The Book of Revelation supposedly foretells an invasion of Israel by "Gog" and "Magog," which many biblical scholars interpret as modern day Russia and Turkey. I'm not sure from whence LaHaye gets Ethiopia, but suffice it to say that neither an invasion from Ethiopia or Turkey (or Russia, for that matter) is even remotely possible.

Aside from the fact that none of those nations neither shares a border with Israel nor has any incentive for such a misadventure, Turkey is a NATO member, Ethiopia can barely secure its own borders and Russia would have to plow through no less than three sovereign nations in order to get to Israel, or perhaps even more ill-advisedly, attempt an amphibious invasion through the Mediterranean, access to which is controlled by the navies of NATO nations who would probably frown upon a Russian invasion force sailing through their waters.

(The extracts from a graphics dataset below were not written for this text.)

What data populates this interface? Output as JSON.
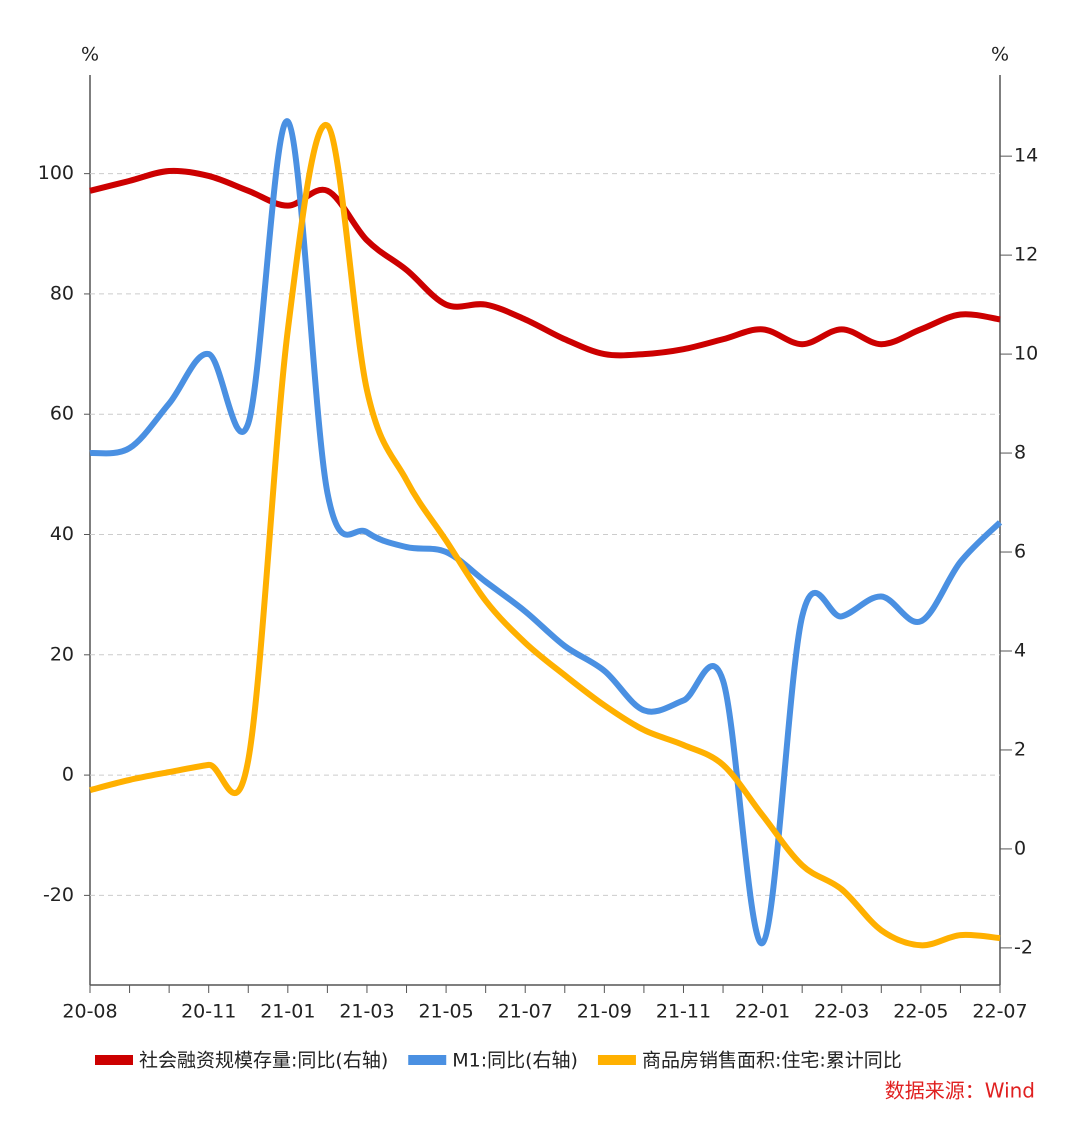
{
  "chart_data": {
    "type": "line",
    "y_unit": "%",
    "y2_unit": "%",
    "source": "数据来源：Wind",
    "categories": [
      "20-08",
      null,
      null,
      "20-11",
      null,
      "21-01",
      null,
      "21-03",
      null,
      "21-05",
      null,
      "21-07",
      null,
      "21-09",
      null,
      "21-11",
      null,
      "22-01",
      null,
      "22-03",
      null,
      "22-05",
      null,
      "22-07"
    ],
    "series": [
      {
        "name": "社会融资规模存量:同比(右轴)",
        "color": "#cc0000",
        "axis": "y2",
        "values": [
          13.3,
          13.5,
          13.7,
          13.6,
          13.3,
          13.0,
          13.3,
          12.3,
          11.7,
          11.0,
          11.0,
          10.7,
          10.3,
          10.0,
          10.0,
          10.1,
          10.3,
          10.5,
          10.2,
          10.5,
          10.2,
          10.5,
          10.8,
          10.7
        ]
      },
      {
        "name": "M1:同比(右轴)",
        "color": "#4a90e2",
        "axis": "y2",
        "values": [
          8.0,
          8.1,
          9.0,
          10.0,
          8.6,
          14.7,
          7.2,
          6.4,
          6.1,
          6.0,
          5.4,
          4.8,
          4.1,
          3.6,
          2.8,
          3.0,
          3.4,
          -1.9,
          4.7,
          4.7,
          5.1,
          4.6,
          5.8,
          6.6
        ]
      },
      {
        "name": "商品房销售面积:住宅:累计同比",
        "color": "#ffb000",
        "values": [
          -2.5,
          -0.8,
          0.5,
          1.7,
          2.5,
          74,
          108,
          64,
          49,
          39,
          29,
          22,
          16.6,
          11.6,
          7.5,
          5,
          1.7,
          -6.7,
          -15,
          -19,
          -25.8,
          -28.3,
          -26.6,
          -27.1
        ]
      }
    ],
    "ylim": [
      -34.9,
      116.4
    ],
    "yticks": [
      -20,
      0,
      20,
      40,
      60,
      80,
      100
    ],
    "y2lim": [
      -2.75,
      15.64
    ],
    "y2ticks": [
      -2,
      0,
      2,
      4,
      6,
      8,
      10,
      12,
      14
    ],
    "grid": true
  }
}
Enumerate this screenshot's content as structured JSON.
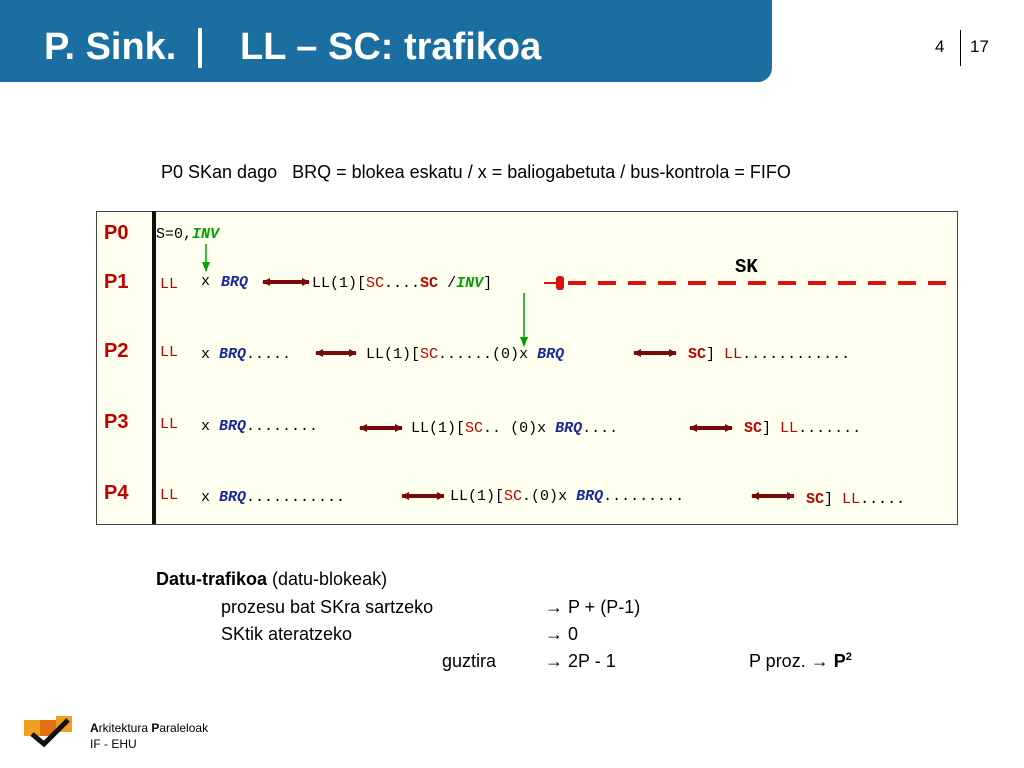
{
  "header": {
    "left": "P. Sink.",
    "title": "LL – SC: trafikoa",
    "page": "4",
    "total": "17"
  },
  "subtitle": "P0 SKan dago   BRQ = blokea eskatu / x = baliogabetuta / bus-kontrola = FIFO",
  "processes": [
    "P0",
    "P1",
    "P2",
    "P3",
    "P4"
  ],
  "tokens": {
    "s0": "S=0,",
    "inv": "INV",
    "ll": "LL",
    "x": "x",
    "brq": "BRQ",
    "sc": "SC",
    "sk": "SK",
    "ll1": "LL(1)[",
    "zero": "(0)",
    "bracket": "]",
    "slash": " /",
    "p1_dots": "....",
    "p2_dots_a": ".....",
    "p2_dots_b": "......",
    "p2_dots_c": "............",
    "p3_dots_a": "........",
    "p3_dots_b": "..",
    "p3_dots_c": "....",
    "p3_dots_d": ".......",
    "p4_dots_a": "...........",
    "p4_dots_b": ".",
    "p4_dots_c": ".........",
    "p4_dots_d": "....."
  },
  "traffic": {
    "title": "Datu-trafikoa",
    "title_suffix": " (datu-blokeak)",
    "rows": [
      {
        "label": "prozesu bat SKra sartzeko",
        "value": "→ P + (P-1)"
      },
      {
        "label": "SKtik ateratzeko",
        "value": "→ 0"
      }
    ],
    "total_label": "guztira",
    "total_value": "→ 2P - 1",
    "proc_label": "P proz. →",
    "proc_value": "P",
    "proc_exp": "2"
  },
  "footer": {
    "line1_a": "A",
    "line1_b": "rkitektura ",
    "line1_c": "P",
    "line1_d": "araleloak",
    "line2": "IF - EHU"
  },
  "colors": {
    "header": "#1b6fa0",
    "red": "#c00000",
    "blue": "#1a2a9a",
    "green": "#00a000",
    "arrow": "#7a0a0a"
  }
}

I think an even better idea for an apocalyptic novel would be for a President of the United States, who takes such prophecies seriously, to start World War III in hopes of forestalling such events. Then, after the consequent destruction of the Earth, said President ends up in Heaven where he has a chance encounter with John of Patmos, the author of the Book of Revelation. During the course of the conversation, John reveals that, far from intending it as a book of prophecy, he wrote Revelation entirely as a poetic metaphor for the hardships of 1st century Christians.


message 4: by James (new)

James M. "For example: Russia, at the outset of the story, attacks Israel, attempting to carpet-bomb them back to pre-biblical times. Why would Russia's leaders do such a thing? In order to steal Israel's fertilizer, of course!"

## That's what happens when Ezekiel 38 & 39 are
1. treated as prophecies to be fulfilled in the future;
2. interpreted so that Meshech & Tubal are understood as Moscow & Tobolsk, which are both in Russia;
3. turned into a novel, complete with recognisable human psychology.

This is rather more wrong-headed than trying to mount an expedition to prove the historical accuracy of "The Lord of Rings" by going on an expedition to excavate Hobbiton.

"I think an even better idea for an apocalyptic novel would be for a President of the United States, who takes such prophecies seriously, to start World War III in hopes of forestalling such events."

## I would read that novel, with pleasure. It's amazing that no-one has yet made a film on that theme. The President has a dream, and commands the North Atlantic Fleet to drop an H-bomb on Moscow, setting in motion a train of events that leads to a Russian invasion of Israel, fulfilling Ezekiel 38-39.

"During the course of the conversation, John reveals that, far from intending it as a book of prophecy, he wrote Revelation entirely as a poetic metaphor for the hardships of 1st century Christians."

## Alternatively, John explains that Revelation is based on the Harry Potter series. Thanks to Superman, John was able to Rowling's books which Superman brought to Patmos from the future, enabling John to write a precise of the books which is what we now know as the Book of Revelation. Revelation is about Quidditch. The HP references are obvious
- as long as one reads Rev with HP in mind. Until very recently that was not possible.